In individuals with clinically diagnosed mild-to-moderate Alzheimer’s disease (AD), treatment with the angiotensin II receptor blocker (ARB) losartan for 12 months did not reduce the rate of brain atrophy, findings from the phase II RADAR* trial suggest.

“[Given] the blood pressure (BP)-lowering function of losartan, it is possible that the drug might have some additional cerebrovascular benefits for patients with AD,” said the researchers. “[However, our findings do] not support evidence [showing] that ARBs might offer preferential benefit over other forms of hypertension treatment regarding the incidence and progression of AD.” [J Am Med Dir Assoc 2021;22:1386-1395.e15]

During the open-label phase, 261 participants who have not received prior ARBs were given losartan 25 mg QD for 7 days. Those keen on proceeding with the study took generic losartan 100 mg QD for 7 more days. If there were no contraindications, a washout phase ensued wherein participants received placebo for 4–14 days to ensure tolerance of the intervention, particularly in normotensive participants. A double-blind phase followed thereafter, comprising 211 participants who were randomized 1:1 to receive losartan or placebo (25 mg during the first 7 days; 100 mg from day 8 onwards) for 12 months. [Lancet Neurol 2021;20:895-906]

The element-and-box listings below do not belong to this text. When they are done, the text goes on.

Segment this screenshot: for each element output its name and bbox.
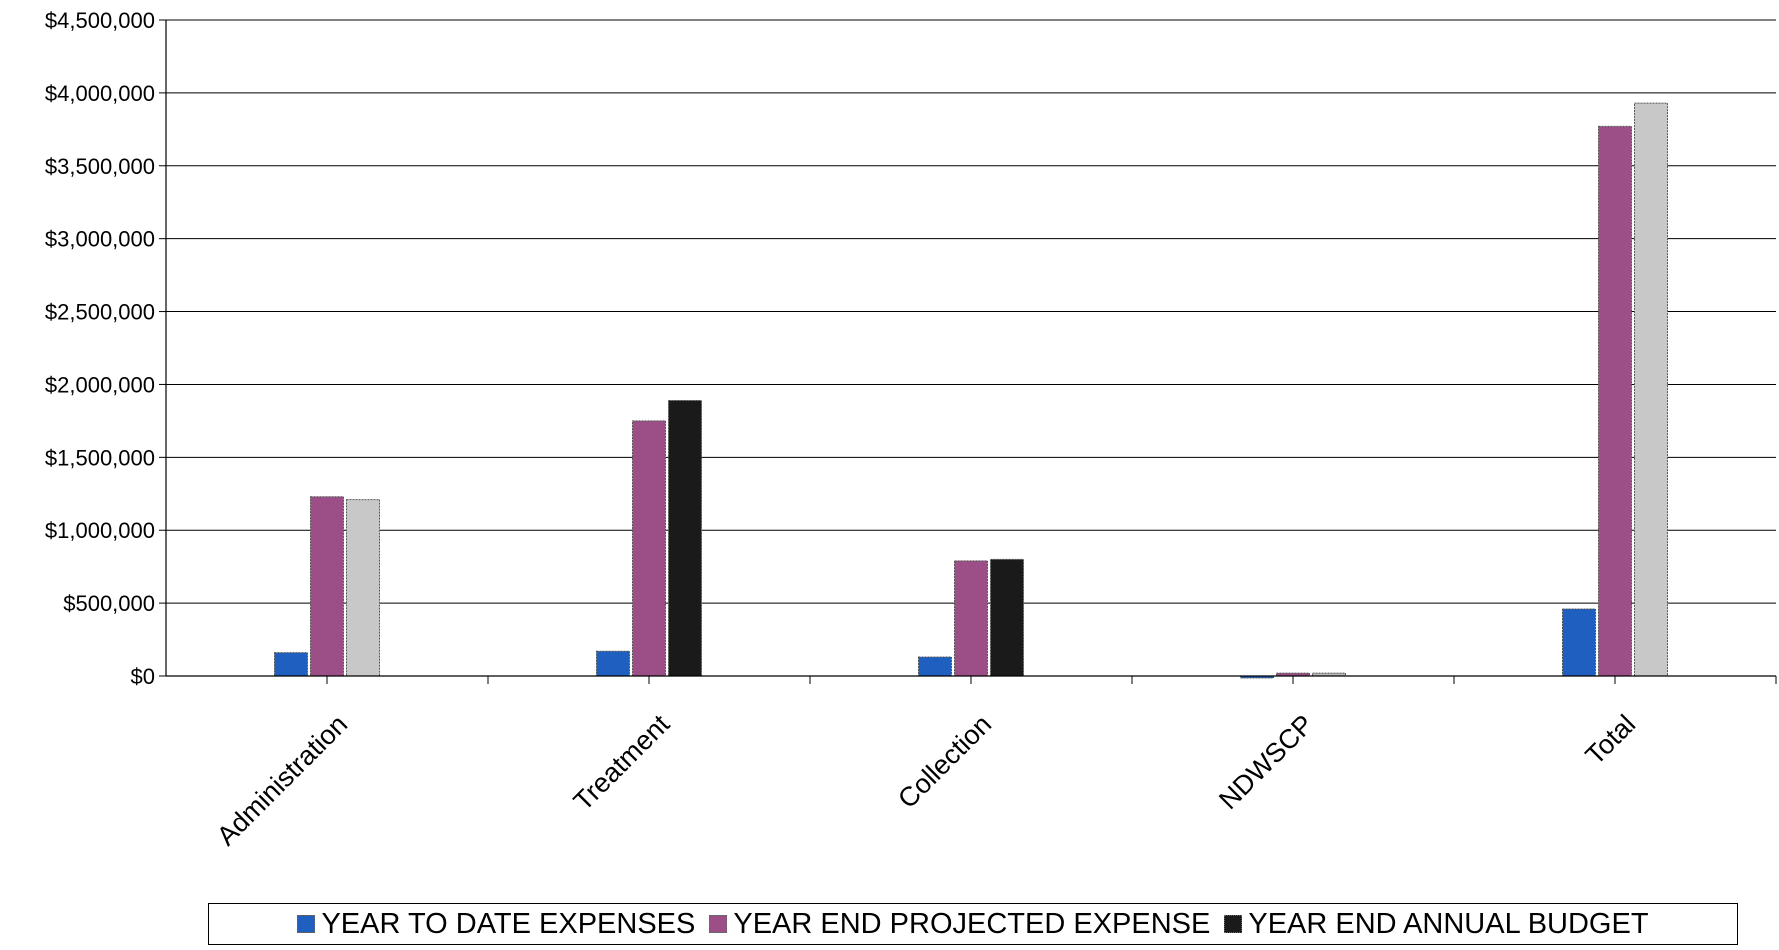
legend-item: YEAR END ANNUAL BUDGET <box>1224 907 1649 941</box>
legend-swatch <box>1224 915 1243 933</box>
bar <box>1562 608 1596 677</box>
x-category-label: Treatment <box>568 709 676 817</box>
legend-swatch <box>297 915 316 933</box>
x-category-label: Collection <box>892 709 997 814</box>
y-tick-label: $1,000,000 <box>45 518 155 543</box>
legend-label: YEAR TO DATE EXPENSES <box>321 907 696 940</box>
legend-label: YEAR END ANNUAL BUDGET <box>1248 907 1649 940</box>
bar <box>274 652 308 677</box>
y-axis-tick-labels: $0 $500,000 $1,000,000 $1,500,000 $2,000,000… <box>45 8 155 689</box>
bar <box>918 656 952 677</box>
y-tick-label: $0 <box>131 664 155 689</box>
bar <box>1634 102 1668 677</box>
bar <box>346 499 380 677</box>
bars <box>274 102 1668 679</box>
x-axis-category-labels: Administration Treatment Collection NDWSCP T… <box>211 709 1641 852</box>
y-tick-label: $3,500,000 <box>45 154 155 179</box>
bar <box>668 399 702 677</box>
legend-swatch <box>709 915 728 933</box>
legend-item: YEAR TO DATE EXPENSES <box>297 908 695 941</box>
x-category-label: Total <box>1580 709 1642 771</box>
bar <box>310 496 344 677</box>
legend-label: YEAR END PROJECTED EXPENSE <box>733 907 1211 940</box>
y-tick-label: $2,500,000 <box>45 300 155 325</box>
y-tick-label: $2,000,000 <box>45 372 155 397</box>
bar <box>596 650 630 677</box>
y-tick-label: $3,000,000 <box>45 227 155 252</box>
legend-item: YEAR END PROJECTED EXPENSE <box>709 908 1210 941</box>
x-category-label: NDWSCP <box>1213 709 1319 815</box>
y-tick-label: $500,000 <box>63 591 155 616</box>
bar <box>632 420 666 677</box>
bar <box>990 558 1024 677</box>
y-tick-label: $4,000,000 <box>45 81 155 106</box>
y-tick-label: $4,500,000 <box>45 8 155 33</box>
bar <box>954 560 988 677</box>
y-tick-label: $1,500,000 <box>45 445 155 470</box>
chart-legend: YEAR TO DATE EXPENSES YEAR END PROJECTED … <box>208 903 1738 945</box>
gridlines <box>166 19 1776 604</box>
x-category-label: Administration <box>211 709 353 851</box>
axes <box>159 19 1777 684</box>
bar <box>1598 125 1632 677</box>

At 12 months, mean brain volume changes from baseline (as measured by BSI**) were similar between the losartan and the placebo arms (20.0 vs 19.1 mL; adjusted mean difference, 1.23 mL; p=0.41), as were the mean brain volumes (1,002 vs 1,018 mL; adjusted mean difference, –2.29 mL; p=0.14).

There were also no differences between losartan and placebo in terms of other cognitive parameters*** such as ADAS-Cog (23 vs 24; p=0.64), NPI (8 for both; p=0.30), MMSE (19 for both; p=0.56), DEMQOL (96 vs 94; p=0.74), DEMQOL-proxy (93 for both; p=0.33), and BADLS (10 vs 7; p=0.98), as well as in the volume of white matter hyperintensities in a subanalysis (11,992 vs 9,793; p=0.70).

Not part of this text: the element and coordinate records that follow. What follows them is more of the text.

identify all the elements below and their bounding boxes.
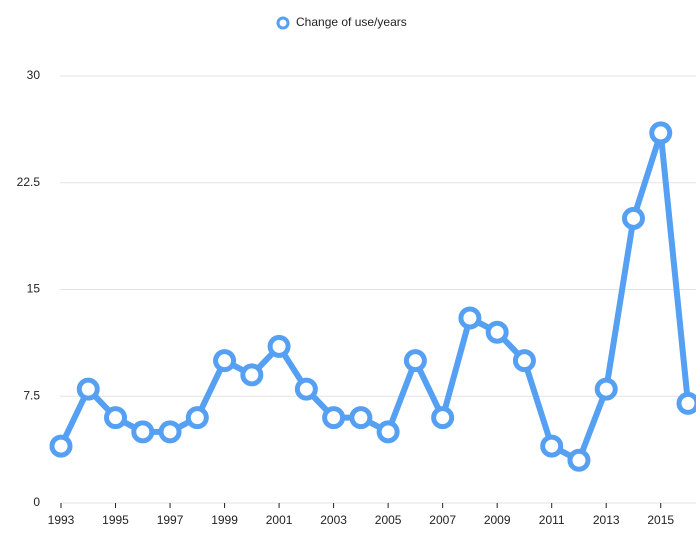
point bbox=[158, 420, 182, 444]
x-tick-label: 2009 bbox=[484, 513, 511, 527]
point bbox=[567, 448, 591, 472]
point bbox=[403, 349, 427, 373]
point bbox=[376, 420, 400, 444]
x-tick-label: 2003 bbox=[320, 513, 347, 527]
point bbox=[594, 377, 618, 401]
point bbox=[240, 363, 264, 387]
point bbox=[294, 377, 318, 401]
x-tick-label: 1999 bbox=[211, 513, 238, 527]
y-tick-label: 30 bbox=[27, 68, 41, 82]
y-tick-label: 15 bbox=[27, 282, 41, 296]
x-tick-label: 2013 bbox=[593, 513, 620, 527]
point bbox=[540, 434, 564, 458]
point bbox=[213, 349, 237, 373]
x-tick-label: 2007 bbox=[429, 513, 456, 527]
x-tick-label: 1995 bbox=[102, 513, 129, 527]
legend-label: Change of use/years bbox=[296, 15, 407, 29]
y-tick-label: 0 bbox=[33, 495, 40, 509]
point bbox=[49, 434, 73, 458]
x-tick-label: 2015 bbox=[647, 513, 674, 527]
line bbox=[58, 129, 691, 464]
point bbox=[485, 320, 509, 344]
y-tick-label: 22.5 bbox=[17, 175, 41, 189]
point bbox=[431, 406, 455, 430]
point bbox=[76, 377, 100, 401]
x-tick-label: 2001 bbox=[266, 513, 293, 527]
point bbox=[458, 306, 482, 330]
point bbox=[322, 406, 346, 430]
point bbox=[267, 334, 291, 358]
point bbox=[104, 406, 128, 430]
x-tick-label: 2005 bbox=[375, 513, 402, 527]
point bbox=[349, 406, 373, 430]
point bbox=[621, 206, 645, 230]
point bbox=[649, 121, 673, 145]
point bbox=[676, 391, 696, 415]
y-tick-label: 7.5 bbox=[23, 388, 40, 402]
x-tick-label: 1993 bbox=[48, 513, 75, 527]
x-tick-label: 1997 bbox=[157, 513, 184, 527]
legend-marker bbox=[276, 16, 290, 30]
point bbox=[185, 406, 209, 430]
point bbox=[131, 420, 155, 444]
x-tick-label: 2011 bbox=[539, 513, 565, 527]
point bbox=[512, 349, 536, 373]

Greater reductions in mean BP levels were seen with losartan vs placebo, both in terms of systolic (133 vs 139 mm Hg) and diastolic BP (78 vs 81 mm Hg; p<0.0001 for both), suggesting that “the intervention was biologically active”, noted the researchers.

“[However,] it is possible that losartan did not penetrate the blood-brain barrier as much as anticipated. Therefore, although peripherally active … it was not able to act more directly in the brain where it was intended to reduce disease-related atrophy,” they added.

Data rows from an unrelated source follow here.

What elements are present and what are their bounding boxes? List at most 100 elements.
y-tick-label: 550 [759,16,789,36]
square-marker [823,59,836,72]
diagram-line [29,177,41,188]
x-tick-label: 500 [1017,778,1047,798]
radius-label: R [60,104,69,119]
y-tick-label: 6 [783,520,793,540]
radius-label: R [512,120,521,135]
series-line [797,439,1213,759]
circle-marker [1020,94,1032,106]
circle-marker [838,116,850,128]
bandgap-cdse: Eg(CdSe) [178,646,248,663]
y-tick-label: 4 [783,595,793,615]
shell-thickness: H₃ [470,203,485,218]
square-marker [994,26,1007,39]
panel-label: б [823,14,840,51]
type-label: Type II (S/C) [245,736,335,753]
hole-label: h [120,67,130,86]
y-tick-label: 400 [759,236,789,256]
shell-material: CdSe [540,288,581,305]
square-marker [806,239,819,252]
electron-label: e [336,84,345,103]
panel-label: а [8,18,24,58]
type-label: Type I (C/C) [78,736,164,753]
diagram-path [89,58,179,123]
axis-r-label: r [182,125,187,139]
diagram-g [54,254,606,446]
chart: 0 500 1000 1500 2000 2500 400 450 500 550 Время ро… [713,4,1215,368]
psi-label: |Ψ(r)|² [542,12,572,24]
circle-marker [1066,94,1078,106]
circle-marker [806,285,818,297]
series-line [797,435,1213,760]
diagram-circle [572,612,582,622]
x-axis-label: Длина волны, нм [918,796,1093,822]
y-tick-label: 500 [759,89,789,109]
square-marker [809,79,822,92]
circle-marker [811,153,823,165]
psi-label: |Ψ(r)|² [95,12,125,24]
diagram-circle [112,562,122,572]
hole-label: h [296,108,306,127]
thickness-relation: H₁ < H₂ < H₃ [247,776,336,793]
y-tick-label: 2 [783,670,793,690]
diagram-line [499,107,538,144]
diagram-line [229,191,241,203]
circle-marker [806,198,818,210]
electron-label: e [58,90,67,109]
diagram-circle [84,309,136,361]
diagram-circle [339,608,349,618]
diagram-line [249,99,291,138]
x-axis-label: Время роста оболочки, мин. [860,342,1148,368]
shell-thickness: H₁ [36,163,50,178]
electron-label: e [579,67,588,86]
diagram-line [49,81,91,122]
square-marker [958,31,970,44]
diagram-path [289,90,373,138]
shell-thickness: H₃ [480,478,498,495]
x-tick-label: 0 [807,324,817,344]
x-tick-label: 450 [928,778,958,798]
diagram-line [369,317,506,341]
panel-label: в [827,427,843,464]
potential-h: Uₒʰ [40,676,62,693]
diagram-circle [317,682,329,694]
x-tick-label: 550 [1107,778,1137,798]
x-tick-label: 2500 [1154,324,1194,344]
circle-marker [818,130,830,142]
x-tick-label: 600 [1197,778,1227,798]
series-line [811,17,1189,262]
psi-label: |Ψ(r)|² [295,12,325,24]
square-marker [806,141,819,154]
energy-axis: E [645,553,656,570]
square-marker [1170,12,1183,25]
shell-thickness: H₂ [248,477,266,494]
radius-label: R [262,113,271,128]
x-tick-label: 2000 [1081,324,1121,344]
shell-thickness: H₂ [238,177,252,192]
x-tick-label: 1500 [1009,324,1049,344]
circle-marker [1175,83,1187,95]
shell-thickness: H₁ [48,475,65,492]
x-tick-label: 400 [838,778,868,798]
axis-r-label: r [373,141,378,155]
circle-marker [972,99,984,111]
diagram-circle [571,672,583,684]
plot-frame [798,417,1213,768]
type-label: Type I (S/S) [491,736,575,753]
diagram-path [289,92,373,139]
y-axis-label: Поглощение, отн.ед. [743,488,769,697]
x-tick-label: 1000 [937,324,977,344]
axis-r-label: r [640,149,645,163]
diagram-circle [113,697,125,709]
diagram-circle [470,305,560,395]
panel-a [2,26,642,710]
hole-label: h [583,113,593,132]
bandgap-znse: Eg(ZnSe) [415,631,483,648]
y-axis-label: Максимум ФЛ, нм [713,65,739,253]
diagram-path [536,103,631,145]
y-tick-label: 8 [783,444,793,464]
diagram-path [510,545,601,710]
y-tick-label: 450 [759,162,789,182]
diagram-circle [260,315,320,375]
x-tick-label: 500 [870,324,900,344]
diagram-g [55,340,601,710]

The rates of serious adverse events (AEs) throughout the study period were similarly low between the losartan and placebo arms (n=20 in each arm). The most common serious AEs tied to losartan were infections (n=6) and mechanical injury (n=3).

Preclinical data have shown the ability of ARBs to prevent angiotensin II-mediated AD-like pathologies and reduce rates of cognitive decline. [J Alzheimers Dis 2018;62:1443-1466] “[These studies] highlight the potential involvement of angiotensin II in several pathological pathways in AD and frame our core hypothesis that pharmacological intervention against angiotensin II signalling by losartan might provide protection against multiple processes that cause the progression of AD brain pathology,” the researchers explained.

However, the findings failed to prove this hypothesis, underlining the importance of studies looking further into the capability of angiotensin II-lowering approaches in this setting. “[O]ther studies [have] yet to complete; [these] are also testing the angiotensin hypothesis of AD (ie, that excess angiotensin II signalling resulting from imbalance in the brain RAS^# contributes to the pathogenesis of AD) by investigating various ARBs in populations with no cognitive impairment but at risk of developing dementia,” said the researchers.

“Further research is needed to assess the potential therapeutic benefit from earlier treatment in patients with milder cognitive impairment or from longer treatment periods,” they added.